Haran também se mostra cético em relação à iniciativa de Lula de formar um clube da paz integrado por países supostamente neutros para intermediar negociações entre Moscou e Kyiv. “Como Lula vai persuadir Putin a retirar suas tropas da Ucrânia? Se ele conseguir, todos nós ucranianos seremos os primeiros a apoiar.”

O acadêmico também rechaça a ideia de ter a China como intermediador, como aventado por Lula e pelo próprio regime de Xi Jinping, que detalhou suas próprias diretrizes para as negociações. “A China, assim como a Índia, repete a retórica pró-Russia de que o Ocidente mau, é responsável pela guerra; duvido que a China fosse apoiar uma solução justa. Os chineses jogam seu próprio jogo, tudo de olho nos EUA”, diz.

Mas Haran acredita que há, sim, um papel a ser desempenhado pelo Brasil. “Seria muito bom se o presidente Lula pressionasse Putin a parar de fazer chantagem nuclear”, disse o professor. Ele defende que o país se junte a China e Índia, que já demonstraram não apoiar ameaças de Putin nesse sentido, e requesitam a retirada das tropas russas da usina de Zaporíjia, a maior planta nuclear da Europa.

A comitiva ucraniana também pede apoio à iniciativa de constituir um tribunal de crimes de guerra ligado à ONU para apurar violações da lei internacional durante o conflito. A União Europeia propôs o estabelecimento desse colegiado e agora tenta angariar apoio internacional. Segundo o chanceler da Ucrânia, Dmitro Kuleba, 30 países apoiam a iniciativa. Na América Latina, só a Guatemala se mostrou favorável.

Para Haran, esse nível de hesitação se deve ao que ele chama de mentalidade de Guerra Fria que ainda domina partes da África, América Latina e Ásia e leva países a se alinharem à Rússia para mostrarem oposição aos EUA. “Alguns governos pensam: ‘a União Soviética apoiou nossa luta contra as potências ocidentais coloniais, então nós vamos apoiar a Rússia contra o Ocidente'”, diz. “Outros governos querem apenas reforçar seu poder de barganha entre as potências em um cenário multipolar.”

Ele também aponta para o antiamericanismo prevalente em regiões da América Latina e diz que há motivos para esse sentimento. “Mas, veja, é possível condenar os Estados Unidos e a invasão dos americanos no Iraque sem apoiar a agressão russa e a tentativa de destruir os ucranianos.”

A diretora do Centro de Liberdades Civis, instituição laureada em 2022 com o Prêmio Nobel da Paz, Oleksandra Drik afirma que é imprescindível responsabilizar o regime de Vladimir Putin pelo crime de agressão.

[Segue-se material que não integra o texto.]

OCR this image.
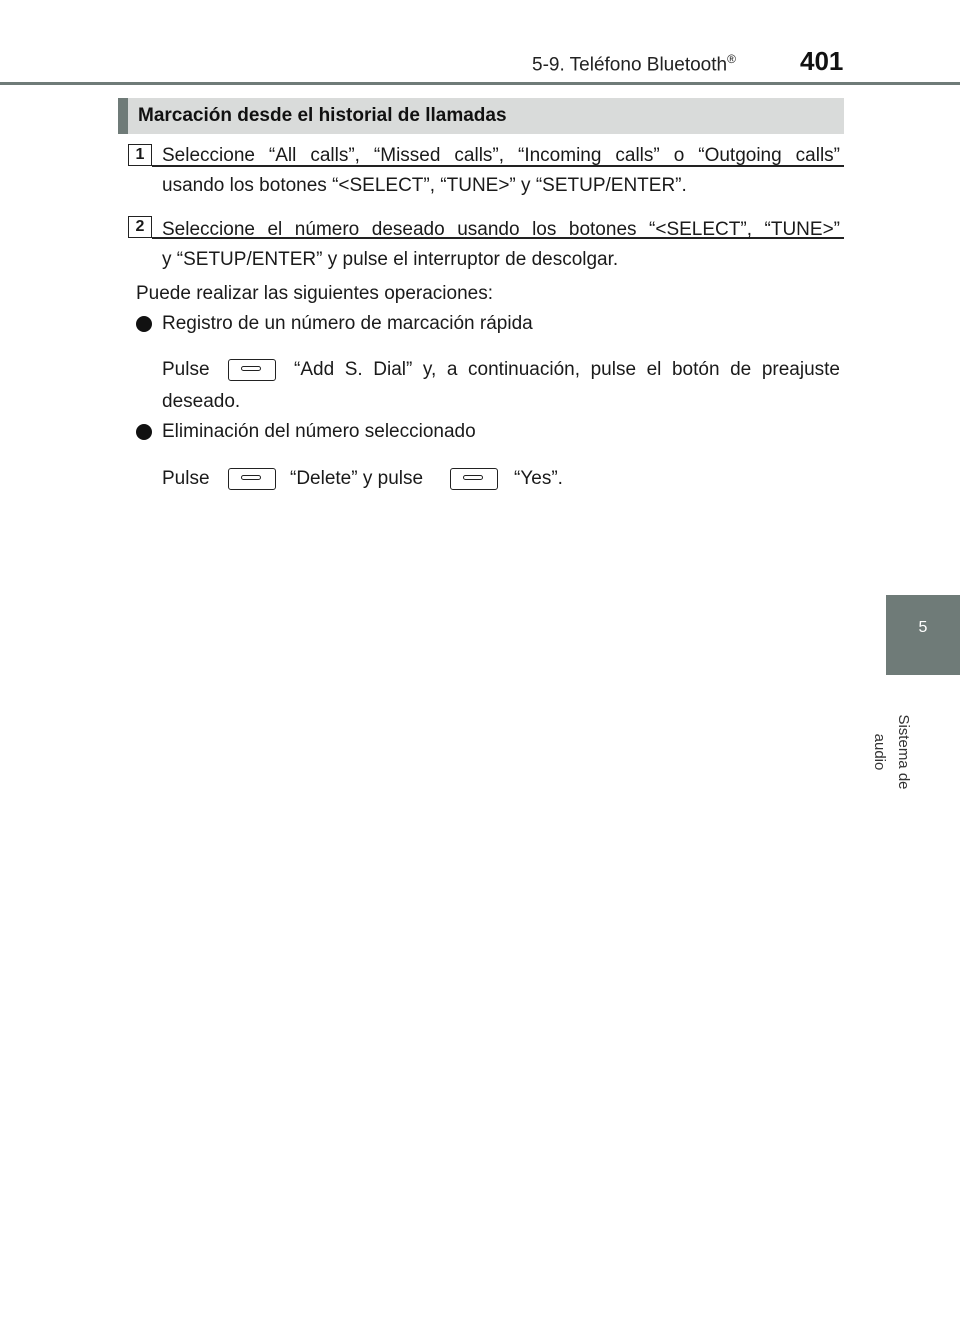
5-9. Teléfono Bluetooth® 401
5
Sistema de audio
Marcación desde el historial de llamadas
1 Seleccione “All calls”, “Missed calls”, “Incoming calls” o “Outgoing calls”
usando los botones “<SELECT”, “TUNE>” y “SETUP/ENTER”.
2 Seleccione el número deseado usando los botones “<SELECT”, “TUNE>”
y “SETUP/ENTER” y pulse el interruptor de descolgar.
Puede realizar las siguientes operaciones:
Registro de un número de marcación rápida
Pulse	“Add S. Dial” y, a continuación, pulse el botón de preajuste
deseado.
Eliminación del número seleccionado
Pulse	“Delete” y pulse	“Yes”.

Defende, ainda, reformas na ONU para impedir novos conflitos.

“Obviamente, somos os maiores interessados que essa guerra acabe o mais rápido possível. Mas é importante entender e lembrar: nós não começamos isso e não vamos nos entregar”, declarou Oleksandra.

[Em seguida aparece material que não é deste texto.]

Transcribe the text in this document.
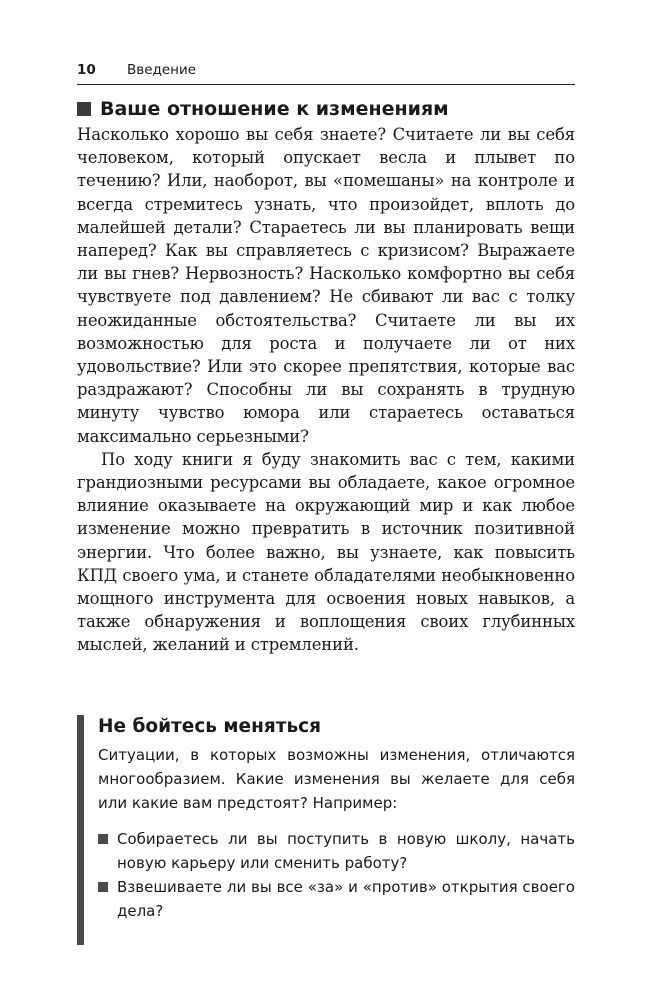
10	Введение
Ваше отношение к изменениям

Насколько хорошо вы себя знаете? Считаете ли вы себя человеком, который опускает весла и плывет по течению? Или, наоборот, вы «помешаны» на контроле и всегда стремитесь узнать, что произойдет, вплоть до малейшей детали? Стараетесь ли вы планировать вещи наперед? Как вы справляетесь с кризисом? Выражаете ли вы гнев? Нервозность? Насколько комфортно вы себя чувствуете под давлением? Не сбивают ли вас с толку неожиданные обстоятельства? Считаете ли вы их возможностью для роста и получаете ли от них удовольствие? Или это скорее препятствия, которые вас раздражают? Способны ли вы сохранять в трудную минуту чувство юмора или стараетесь оставаться максимально серьезными?

По ходу книги я буду знакомить вас с тем, какими грандиозными ресурсами вы обладаете, какое огромное влияние оказываете на окружающий мир и как любое изменение можно превратить в источник позитивной энергии. Что более важно, вы узнаете, как повысить КПД своего ума, и станете обладателями необыкновенно мощного инструмента для освоения новых навыков, а также обнаружения и воплощения своих глубинных мыслей, желаний и стремлений.

Не бойтесь меняться

Ситуации, в которых возможны изменения, отличаются многообразием. Какие изменения вы желаете для себя или какие вам предстоят? Например:

Собираетесь ли вы поступить в новую школу, начать новую карьеру или сменить работу?
Взвешиваете ли вы все «за» и «против» открытия своего дела?
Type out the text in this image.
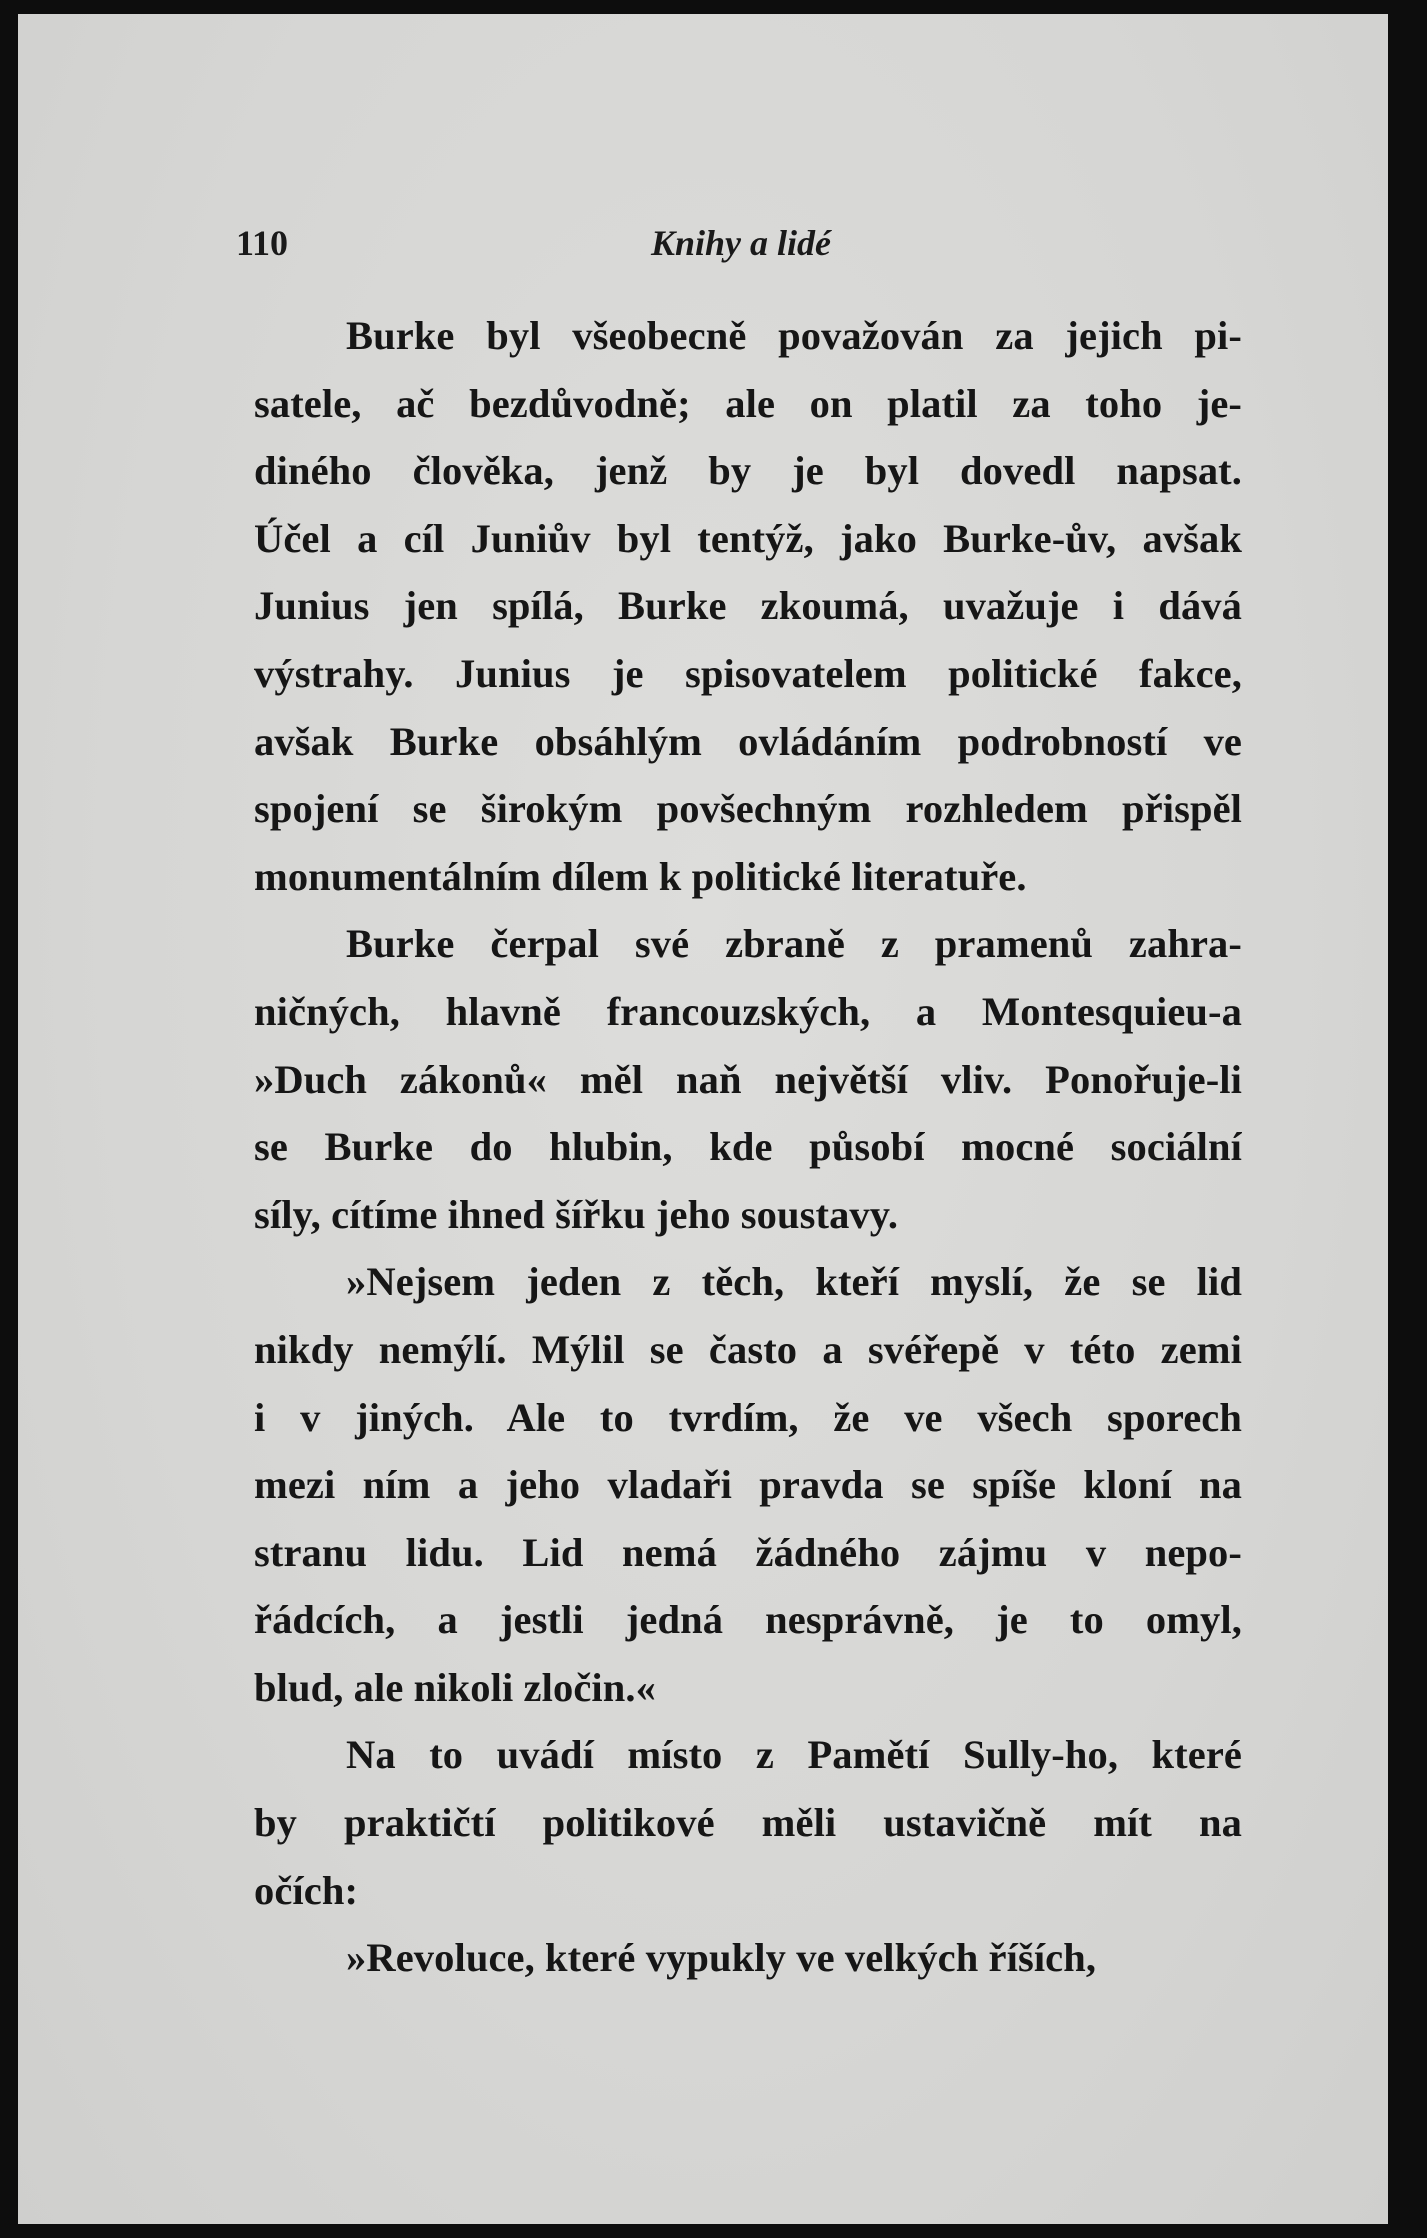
110	Knihy a lidé
Burke byl všeobecně považován za jejich pi-
satele, ač bezdůvodně; ale on platil za toho je-
diného člověka, jenž by je byl dovedl napsat.
Účel a cíl Juniův byl tentýž, jako Burke-ův, avšak
Junius jen spílá, Burke zkoumá, uvažuje i dává
výstrahy. Junius je spisovatelem politické fakce,
avšak Burke obsáhlým ovládáním podrobností ve
spojení se širokým povšechným rozhledem přispěl
monumentálním dílem k politické literatuře.
Burke čerpal své zbraně z pramenů zahra-
ničných, hlavně francouzských, a Montesquieu-a
»Duch zákonů« měl naň největší vliv. Ponořuje-li
se Burke do hlubin, kde působí mocné sociální
síly, cítíme ihned šířku jeho soustavy.
»Nejsem jeden z těch, kteří myslí, že se lid
nikdy nemýlí. Mýlil se často a svéřepě v této zemi
i v jiných. Ale to tvrdím, že ve všech sporech
mezi ním a jeho vladaři pravda se spíše kloní na
stranu lidu. Lid nemá žádného zájmu v nepo-
řádcích, a jestli jedná nesprávně, je to omyl,
blud, ale nikoli zločin.«
Na to uvádí místo z Pamětí Sully-ho, které
by praktičtí politikové měli ustavičně mít na
očích:
»Revoluce, které vypukly ve velkých říších,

A diretora explica que “a guerra não está na Ucrânia há um ano, mas desde 2014 e, acredite, houve inúmeras tentativas de negociação de cessar fogo, por paz, de realinhar a Rússia a obrigações internacionais e nada nunca deu certo. Só foi piorando, primeiro com a Crimeia, depois uma invasão em grande escala há um ano. Isso significa que Putin e a Rússia não querem paz, por uma simples razão: eles querem que a Ucrânia e os ucranianos deixem de existir. Eles não acreditam na Ucrânia como uma nação separada. Putin mesmo, como presidente, segue repetindo isso em seus diversos pronunciamentos desde o começo da invasão. E nós, como uma organização de direitos humanos que tem combatido crimes cometidos pelo exército russo na Ucrânia, vemos isso quando certos territórios são desocupados”.

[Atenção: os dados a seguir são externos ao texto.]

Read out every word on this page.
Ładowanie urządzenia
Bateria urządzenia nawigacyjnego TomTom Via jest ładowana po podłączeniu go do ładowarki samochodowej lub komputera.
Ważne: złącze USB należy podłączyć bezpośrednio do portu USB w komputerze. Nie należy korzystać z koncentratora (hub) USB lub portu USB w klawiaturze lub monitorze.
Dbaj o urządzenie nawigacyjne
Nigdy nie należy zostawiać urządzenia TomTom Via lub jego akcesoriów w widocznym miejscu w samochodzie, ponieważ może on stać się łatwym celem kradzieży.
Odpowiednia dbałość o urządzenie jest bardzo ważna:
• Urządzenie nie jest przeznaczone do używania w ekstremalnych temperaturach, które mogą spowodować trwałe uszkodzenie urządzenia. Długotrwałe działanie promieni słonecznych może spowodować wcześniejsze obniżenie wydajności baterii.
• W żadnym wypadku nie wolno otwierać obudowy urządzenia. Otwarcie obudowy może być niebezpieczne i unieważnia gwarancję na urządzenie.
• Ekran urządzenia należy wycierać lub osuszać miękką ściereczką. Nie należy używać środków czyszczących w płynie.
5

O Centro de Liberdades Civis, descreve que durante este conflito, quando o controle de territórios ucranianos é recuperado pelas forças armadas, consegue-se verificar exatamente o que estava acontecendo nesses locais antes da retomada. E o que se encontra são assassinatos, estupros, torturas e sempre parecem ser as mesmas coisas em todos esses territórios. Basicamente, a sensação é de que, quando as forças russas chegam em solo ucraniano, destroem tudo e todos que encontram pelo caminho.

A diretora do Centro, Oleksandra, propões um exercício sobre a realidade ucraniana: “imagine que alguém entre na sua casa, matando sua esposa, marido, estuprando sua irmã, destruindo todos os móveis e dissesse ‘agora, isso é meu e vamos fazer a paz’. Você concordaria com isso? Você iria querer essa pessoa fora da sua casa, compensação pelo estrago e que essa pessoa fosse responsabilizada por isso. Acho isso justo, e é exatamente o que queremos”.

Para se ter paz, Oleksandra entende que “é preciso que as tropas russas saiam da Ucrânia. Precisamos de responsabilização, de que a justiça seja entregue. Toda a documentação que estamos fazendo não é porque queremos ser historiadores, mas porque queremos justiça para todas as vítimas desses crimes. Para nós, são quatro graves crimes internacionais: crimes de guerra; contra a humanidade; genocídio; e crime de agressão. Três deles podem ser investigados pelo Tribunal Internacional de Crimes de Guerra. Mas o crime de agressão, atualmente, não há nenhuma instituição no mundo que possa responsabilizar a Rússia pelas ações militares e políticas neste crime”.

A comitiva que está no Brasil explicou porque está fazendo este périplo por diversos países como pedido do fim da invasão e responsabilização da Rússia. “É por isso que estamos aqui. Nós, da sociedade civil, sem filiação com o governo, tentamos passar a mensagem de que esse é o desejo do povo ucraniano. Não são políticos fazendo isso. Estamos tentando explicar o que está acontecendo, as origens dessa guerra russa na Ucrânia, o que está acontecendo no local e trazendo essa experiência em primeira pessoa. Mas também entendemos que isso é algo que precisa ser explicado em detalhes. As vítimas desse conflito estão espalhadas pelos continentes”, explicou Oleksandra.

O último levantamento da ONU no fim do ano passado, aponta que 1,6 bilhão de pessoas em 94 países foram diretamente afetadas pelo conflito. O dado se refere à insegurança alimentar, crise energética e financeira.